New Law Allows Citizens to Refuse to Help Police Officers Who Ask for Assistance

Free Thought Project – by Matt Agorist

California — In the state of California—up until this week—citizens who were “able-bodied persons 18 years of age or older,” would be charged with a crime if a police officer asked them for help and they refused. All that has since changed, however, after Gov. Gavin Newsom signed a bill that no longer required or forced citizens to help police officers.

The law was still on the books from the days of the wild west. The California Posse Comitatus Act of 1872 made it a crime — punishable by up to a $1,000 fine — for refusing to respond to a police officer’s call for assistance during an arrest. It took until 2019 to change a bill that essentially turned citizens into indentured servants of police officers.

Bills like this one were originally drafted as a means to garner help for cops who were attempting to catch “fugitive slaves.” As the Sacramento Bee points out, posse comitatus derives from medieval English common law, but saw widespread use in America’s early days, including as a tool of enforcement for the Fugitive Slave Act.

Senate Bill 192, was sponsored by Sen. Bob Hertzberg, D-Los Angeles, and removes the archaic law from the books. Hertzberg referred to the law as “a vestige of a bygone era” that subjects citizens to “an untenable moral dilemma.”

Naturally, the California State Sheriff’s Association was upset with the passage of the bill which allowed them to temporarily enslave citizens and force them to do their bidding.

“There are situations in which a peace officer might look to private persons for assistance in matters of emergency or risks to public safety and we are unconvinced that this statute should be repealed,” the association said in a statement.

Although the law was archaic, police in California actually still use it and an innocent couple was thrown into harm’s way by the Trinity County Sheriff’s Office because of it. Despite never being police officers, Norma and Jim Gund were deceived under the law by a Trinity County sheriff’s deputy into confronting a maniac who just murdered two of their neighbors.

During the confrontation, Norma, 56, was viciously sliced open by the murderer.

When the Gunds attempted to sue the Trinity County Sheriff’s Office for $10 million, the office invoked posse comitatus and claimed that the law made the Gunds de facto employees of the state—despite not have a choice and not collecting a paycheck.

As the Sac Bee reported last year, in April 2014, a Trinity County judge dismissed the lawsuit in favor of the county’s argument that the Gunds were only eligible for workers’ compensation because they volunteered to perform “active law enforcement service” as the county cited “posse comitatus.”

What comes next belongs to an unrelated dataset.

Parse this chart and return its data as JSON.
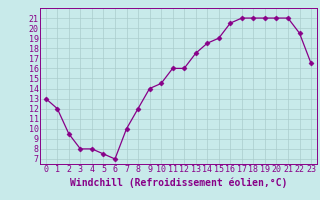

“(The Gunds) knew they were responding to a 911 call, and therefore they were assisting in active law enforcement,” the appellate court judges wrote. “Although the deputy misrepresented that the 911 call was likely weather-related and omitted facts suggesting potential criminal activity, the deputy’s misrepresentations and omissions are irrelevant. … All that matters is that plaintiffs knew they were responding to a 911 call, the nature of which was not certain.”

This is sheer insanity.

Although law enforcement is fear mongering over the passage of Senate Bill 192, any legislation that overturns laws which allows police officers to force innocent couples into situations in which they can and will be stabbed, is good legislation.

The unfortunate reality, however, is that California is unique in passing such a law as most states in the union have similar acts that make it a crime to refuse assisting a police officer. In some states, like Kansas, when a cop demands a citizen help them, that citizen is then given qualified immunity if they hurt the suspect during the arrest.

“A person commanded to assist a law enforcement officer in making an arrest shall not be civilly or criminally liable for any reasonable conduct in aid of the officer or any acts expressly directed by the officer,” reads Chapter 22 of Kansas’ Uniform Criminal Extradition Act.

While California only imposed a $1,000 fine, other states like Maryland will put you in jail for refusing to help a police officer. So much for the land of the free, eh?

Free Thought Project

6 thoughts on “New Law Allows Citizens to Refuse to Help Police Officers Who Ask for Assistance

  1. “This is sheer insanity.”

    That’s true of most everything they do these days.

    The plain fact is… we don’t need laws like this, since we already have a law that forbids aiding & abetting the enemy.

  2. “Allows” us to refuse

    Fck you

    I’m not obligated anymore than they are

    Protect and serve is gone , and so am I

    See ya !

  3. So before, if a cops askes for help(on the community’s best intrest) we where required to execute them? Huh. I think that law should stand.